What Amperage Do You Need?
That depends on the current draw, along with any future accessories you plan to add. For that reason, we’ve supplied a list of some common accessories and their amp draw:
Electrical Load of Common Vehicle Accessories
|Audio Power Amplifiers||10-70|
|CD/Tuner with Amp||7-14|
|CD/Player/Tuner without Amp||2.5-5|
|Electric Cooling Fans||6-15|
|Head Lamp Dimmer||2|
|Head Lamp (Low Beam)||8-10|
|Head Lamp (High Beam)||13-15|
|Lamps, License Plate||1.5-2|
|Lamps, Side Marker||1.3-3|
|Nitrous Oxide Solenoid||5-8|
|Power Windows Defroster||1-30|
|Pumps, Electric Fuel||3-8|
|Voltage Regulators (1 Wire)||0.3-0.5|
How Much is Too Much?
You can never have too much amperage when it comes to alternators; therefore, you never have to worry about choosing an alternator with too high of a rated output. Here’s why:
Amperage is basically the amount of electrical current your alternator can supply. And it basically operates off of supply and demand. That is, your alternator will only supply the amount of amperage a particular component demands—and no more. So high-output alternators will not harm your components or charging system, no matter how high you go with the amps.
A performance alternator really doesn’t require much in the way of modifications. However, Powermaster and other alternator manufacturers do recommend you replace both the ground straps and charge wire. Keep in mind the factory cables weren’t designed to handle the juice of a higher-output alternator, and can restrict the flow of electricity.

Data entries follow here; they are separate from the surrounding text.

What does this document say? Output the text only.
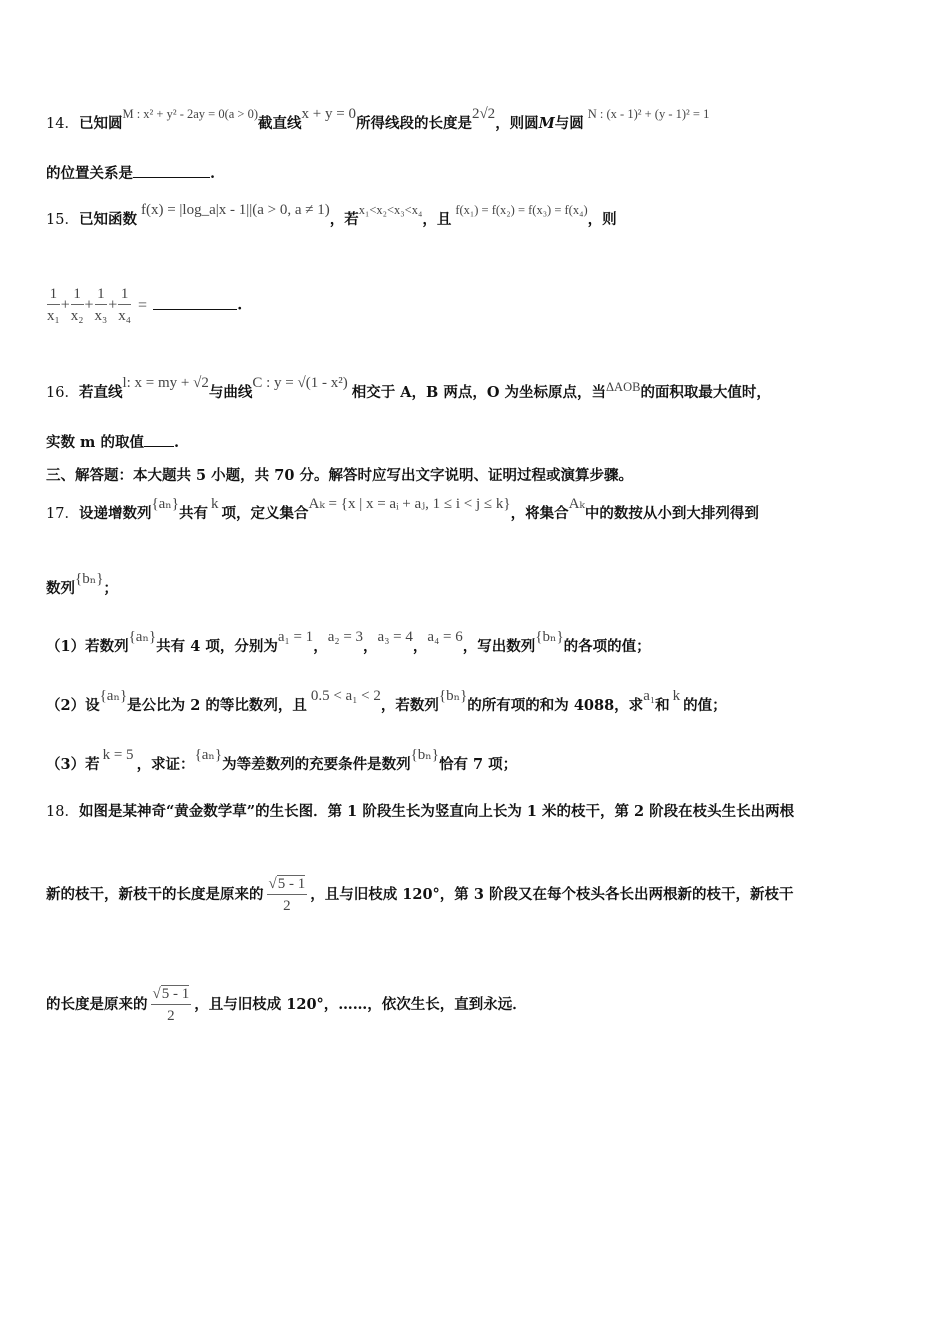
14．已知圆M : x² + y² - 2ay = 0(a > 0)截直线x + y = 0所得线段的长度是2√2，则圆M与圆N : (x - 1)² + (y - 1)² = 1
的位置关系是	.
15．已知函数f(x) = |log_a|x - 1||(a > 0, a ≠ 1)，若x₁<x₂<x₃<x₄，且f(x₁) = f(x₂) = f(x₃) = f(x₄)，则
$\frac{1}{\text{x₁}} + \frac{1}{\text{x₂}} + \frac{1}{\text{x₃}} + \frac{1}{\text{x₄}}$ =	.
16．若直线l: x = my + √2与曲线C : y = √(1 - x²)相交于 A，B 两点，O 为坐标原点，当ΔAOB的面积取最大值时，
实数 m 的取值 .
三、解答题：本大题共 5 小题，共 70 分。解答时应写出文字说明、证明过程或演算步骤。
17．设递增数列{aₙ}共有k项，定义集合Aₖ = {x | x = aᵢ + aⱼ, 1 ≤ i < j ≤ k}，将集合Aₖ中的数按从小到大排列得到
数列{bₙ}；
（1）若数列{aₙ}共有 4 项，分别为a₁ = 1，a₂ = 3，a₃ = 4，a₄ = 6，写出数列{bₙ}的各项的值；
（2）设{aₙ}是公比为 2 的等比数列，且0.5 < a₁ < 2，若数列{bₙ}的所有项的和为 4088，求a₁和k的值；
（3）若k = 5，求证：{aₙ}为等差数列的充要条件是数列{bₙ}恰有 7 项；
18．如图是某神奇“黄金数学草”的生长图．第 1 阶段生长为竖直向上长为 1 米的枝干，第 2 阶段在枝头生长出两根
新的枝干，新枝干的长度是原来的 $\frac{√5 - 1}{2}$ ，且与旧枝成 120°，第 3 阶段又在每个枝头各长出两根新的枝干，新枝干
的长度是原来的 $\frac{√5 - 1}{2}$ ，且与旧枝成 120°，……，依次生长，直到永远．
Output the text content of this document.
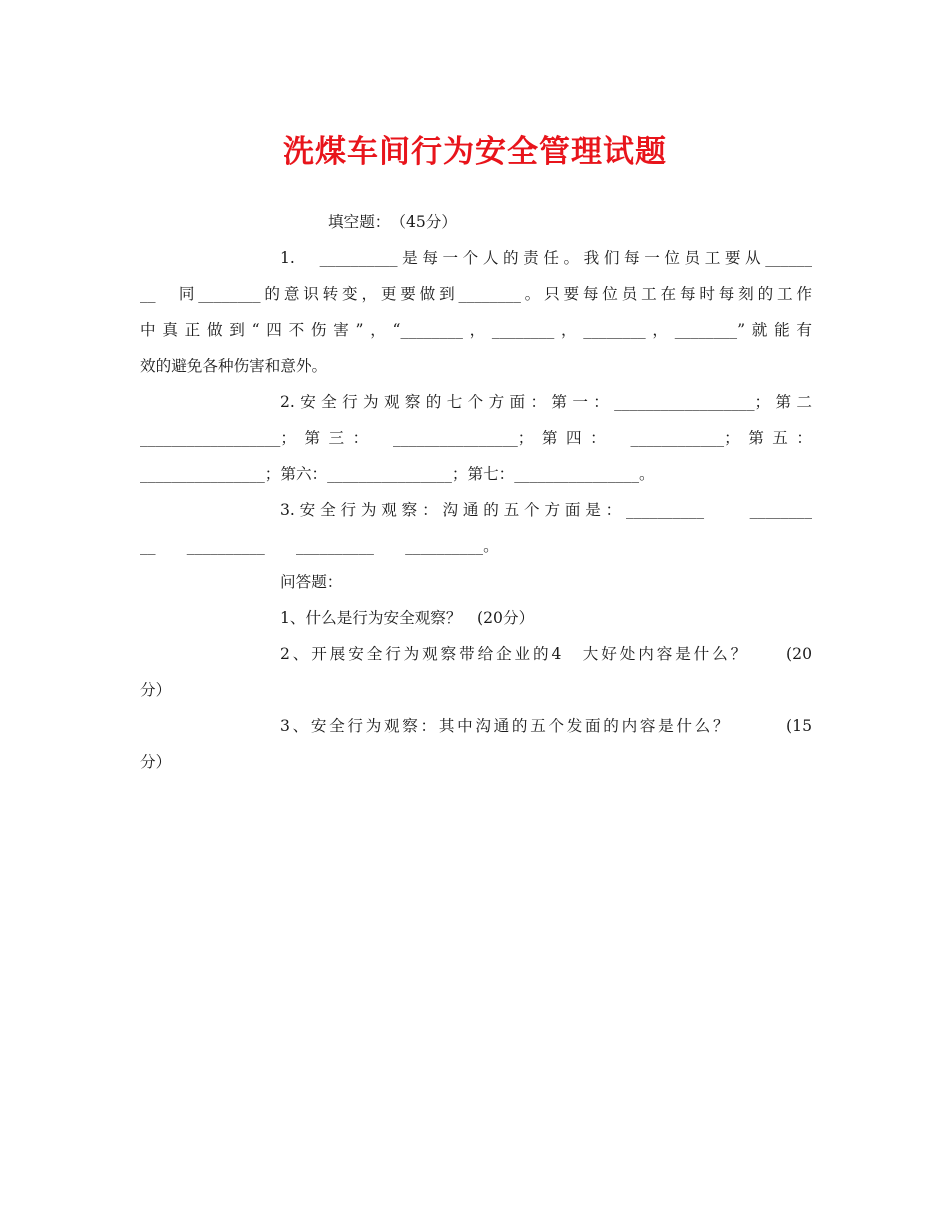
洗煤车间行为安全管理试题
填空题：　（45分）
1.　__________是每一个人的责任。我们每一位员工要从______
__　同________的意识转变，更要做到________。只要每位员工在每时每刻的工作
中真正做到“四不伤害”，“________，________，________，________”就能有
效的避免各种伤害和意外。
2.安全行为观察的七个方面：第一：__________________；第二
__________________；第三：　________________；第四：　____________；第五：
________________；第六：________________；第七：________________。
3.安全行为观察：沟通的五个方面是：__________　　________
__　　__________　　__________　　__________。
问答题：
1、什么是行为安全观察？　(20分）
2、开展安全行为观察带给企业的4　大好处内容是什么？　　(20
分）
3、安全行为观察：其中沟通的五个发面的内容是什么？　　　(15
分）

In the case of the charge wire, you really can’t go too large. However, here is a chart that matches cable gauge size to total amperage:
Recommended Cable Gauge and Length for Amp Draw
|Cable Length||Up to 4 ft.||4-7 ft.||7-10 ft.||10-13 ft.||13-16 ft.||16-19 ft.||19-22 ft.||22-28 ft.|
|0-20 Amps||14 AWG||12 AWG||12 AWG||10 AWG||10 AWG||8 AWG||8 AWG||8 AWG|
|20-35 Amps||12 AWG||10 AWG||8 AWG||8 AWG||8 AWG||6 AWG||6 AWG||4 AWG|
|35-50 Amps||10 AWG||8 AWG||8 AWG||6 AWG||6 AWG||4 AWG||4 AWG||4 AWG|
|50-65 Amps||8 AWG||8 AWG||6 AWG||4 AWG||4 AWG||4 AWG||4 AWG||2 AWG|
|65-85 Amps||6 AWG||6 AWG||4 AWG||4 AWG||4 AWG||2 AWG||2 AWG||0 AWG|
|85-105 Amps||6 AWG||6 AWG||4 AWG||2 AWG||2 AWG||2 AWG||2 AWG||0 AWG|
|105-125 Amps||4 AWG||4 AWG||4 AWG||2 AWG||2 AWG||2 AWG||2 AWG||0 AWG|
|125-150 Amps||2 AWG||2 AWG||2 AWG||2 AWG||2 AWG||0 AWG||0 AWG||0 AWG|
What is Pulley Ratio (and Why Should You Care)?

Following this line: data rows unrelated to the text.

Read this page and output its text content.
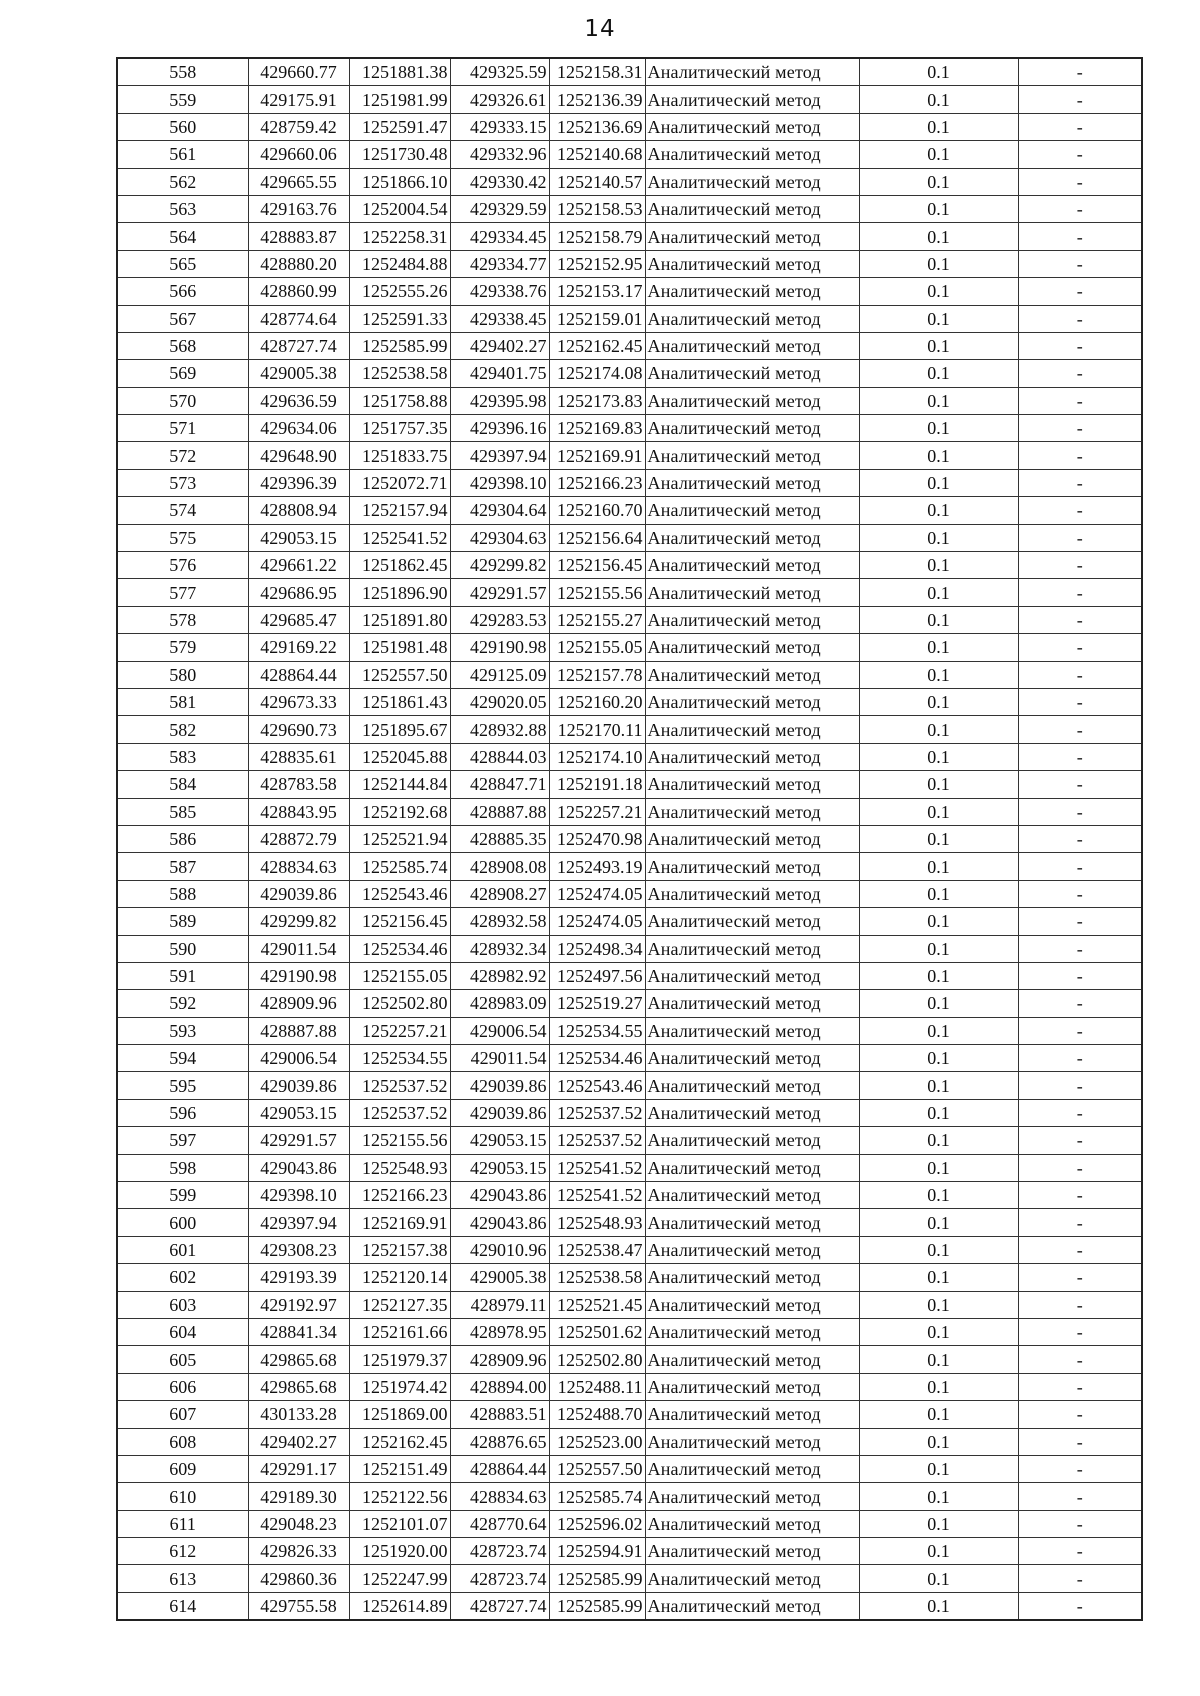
14
558	429660.77	1251881.38	429325.59	1252158.31	Аналитический метод	0.1	-
559	429175.91	1251981.99	429326.61	1252136.39	Аналитический метод	0.1	-
560	428759.42	1252591.47	429333.15	1252136.69	Аналитический метод	0.1	-
561	429660.06	1251730.48	429332.96	1252140.68	Аналитический метод	0.1	-
562	429665.55	1251866.10	429330.42	1252140.57	Аналитический метод	0.1	-
563	429163.76	1252004.54	429329.59	1252158.53	Аналитический метод	0.1	-
564	428883.87	1252258.31	429334.45	1252158.79	Аналитический метод	0.1	-
565	428880.20	1252484.88	429334.77	1252152.95	Аналитический метод	0.1	-
566	428860.99	1252555.26	429338.76	1252153.17	Аналитический метод	0.1	-
567	428774.64	1252591.33	429338.45	1252159.01	Аналитический метод	0.1	-
568	428727.74	1252585.99	429402.27	1252162.45	Аналитический метод	0.1	-
569	429005.38	1252538.58	429401.75	1252174.08	Аналитический метод	0.1	-
570	429636.59	1251758.88	429395.98	1252173.83	Аналитический метод	0.1	-
571	429634.06	1251757.35	429396.16	1252169.83	Аналитический метод	0.1	-
572	429648.90	1251833.75	429397.94	1252169.91	Аналитический метод	0.1	-
573	429396.39	1252072.71	429398.10	1252166.23	Аналитический метод	0.1	-
574	428808.94	1252157.94	429304.64	1252160.70	Аналитический метод	0.1	-
575	429053.15	1252541.52	429304.63	1252156.64	Аналитический метод	0.1	-
576	429661.22	1251862.45	429299.82	1252156.45	Аналитический метод	0.1	-
577	429686.95	1251896.90	429291.57	1252155.56	Аналитический метод	0.1	-
578	429685.47	1251891.80	429283.53	1252155.27	Аналитический метод	0.1	-
579	429169.22	1251981.48	429190.98	1252155.05	Аналитический метод	0.1	-
580	428864.44	1252557.50	429125.09	1252157.78	Аналитический метод	0.1	-
581	429673.33	1251861.43	429020.05	1252160.20	Аналитический метод	0.1	-
582	429690.73	1251895.67	428932.88	1252170.11	Аналитический метод	0.1	-
583	428835.61	1252045.88	428844.03	1252174.10	Аналитический метод	0.1	-
584	428783.58	1252144.84	428847.71	1252191.18	Аналитический метод	0.1	-
585	428843.95	1252192.68	428887.88	1252257.21	Аналитический метод	0.1	-
586	428872.79	1252521.94	428885.35	1252470.98	Аналитический метод	0.1	-
587	428834.63	1252585.74	428908.08	1252493.19	Аналитический метод	0.1	-
588	429039.86	1252543.46	428908.27	1252474.05	Аналитический метод	0.1	-
589	429299.82	1252156.45	428932.58	1252474.05	Аналитический метод	0.1	-
590	429011.54	1252534.46	428932.34	1252498.34	Аналитический метод	0.1	-
591	429190.98	1252155.05	428982.92	1252497.56	Аналитический метод	0.1	-
592	428909.96	1252502.80	428983.09	1252519.27	Аналитический метод	0.1	-
593	428887.88	1252257.21	429006.54	1252534.55	Аналитический метод	0.1	-
594	429006.54	1252534.55	429011.54	1252534.46	Аналитический метод	0.1	-
595	429039.86	1252537.52	429039.86	1252543.46	Аналитический метод	0.1	-
596	429053.15	1252537.52	429039.86	1252537.52	Аналитический метод	0.1	-
597	429291.57	1252155.56	429053.15	1252537.52	Аналитический метод	0.1	-
598	429043.86	1252548.93	429053.15	1252541.52	Аналитический метод	0.1	-
599	429398.10	1252166.23	429043.86	1252541.52	Аналитический метод	0.1	-
600	429397.94	1252169.91	429043.86	1252548.93	Аналитический метод	0.1	-
601	429308.23	1252157.38	429010.96	1252538.47	Аналитический метод	0.1	-
602	429193.39	1252120.14	429005.38	1252538.58	Аналитический метод	0.1	-
603	429192.97	1252127.35	428979.11	1252521.45	Аналитический метод	0.1	-
604	428841.34	1252161.66	428978.95	1252501.62	Аналитический метод	0.1	-
605	429865.68	1251979.37	428909.96	1252502.80	Аналитический метод	0.1	-
606	429865.68	1251974.42	428894.00	1252488.11	Аналитический метод	0.1	-
607	430133.28	1251869.00	428883.51	1252488.70	Аналитический метод	0.1	-
608	429402.27	1252162.45	428876.65	1252523.00	Аналитический метод	0.1	-
609	429291.17	1252151.49	428864.44	1252557.50	Аналитический метод	0.1	-
610	429189.30	1252122.56	428834.63	1252585.74	Аналитический метод	0.1	-
611	429048.23	1252101.07	428770.64	1252596.02	Аналитический метод	0.1	-
612	429826.33	1251920.00	428723.74	1252594.91	Аналитический метод	0.1	-
613	429860.36	1252247.99	428723.74	1252585.99	Аналитический метод	0.1	-
614	429755.58	1252614.89	428727.74	1252585.99	Аналитический метод	0.1	-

In short, pulley ratio is a comparison between the crankshaft pulley diameter and alternator pulley diameter. This ratio is derived by dividing the crank pulley diameter by the alternator pulley. For example, a 6-inch crank pulley with 2-inch alternator pulley will yield a 3:1 pulley ratio.
The ratio has a direct effect on how fast the alternator spins.
In order to understand the importance of pulley ratio, you first need to understand the “power curve” involved with alternator output. Although the alternator’s output is dependent upon engine speed, it follows a unique curve. At idle, small changes in the alternator’s speed can make a big difference, so the pulley ratio becomes very important.
Powermaster supplies its alternators with pulleys matched to the alternator’s power curve. The company follows this common rule of thumb:
- Street use = 3:1 ratio or slightly higher
- Drag racing = 1.75:1 ratio
- Circle track = 1:1 ratio
So why should you care?
Because differing ratios can affect performance, you should take care to maintain the same pulley ratio if you decide to use dress-up pulley sets. A mismatched pulley ratio and alternator can lead to big problems, especially at idle where alternator performance is critical. That’s because these high-amp units typically lose output under 2,400 rotor rpm. Rotor rpm are a factor of pulley ratio multiplied by engine speed. So, if you have a pulley ratio of 2:1 multiplied by an engine speed of 870, you’ll get a rotor rpm of 1,827.
At 1,827 rpm, you’ll see a significant drop in alternator output.
Again, the ideal ratio depends on your application (street, drag racing, circle track racing), but you need to understand the effects of altering pulley ratio.
With all this in mind, you’re ready to choose the right alternator for your application.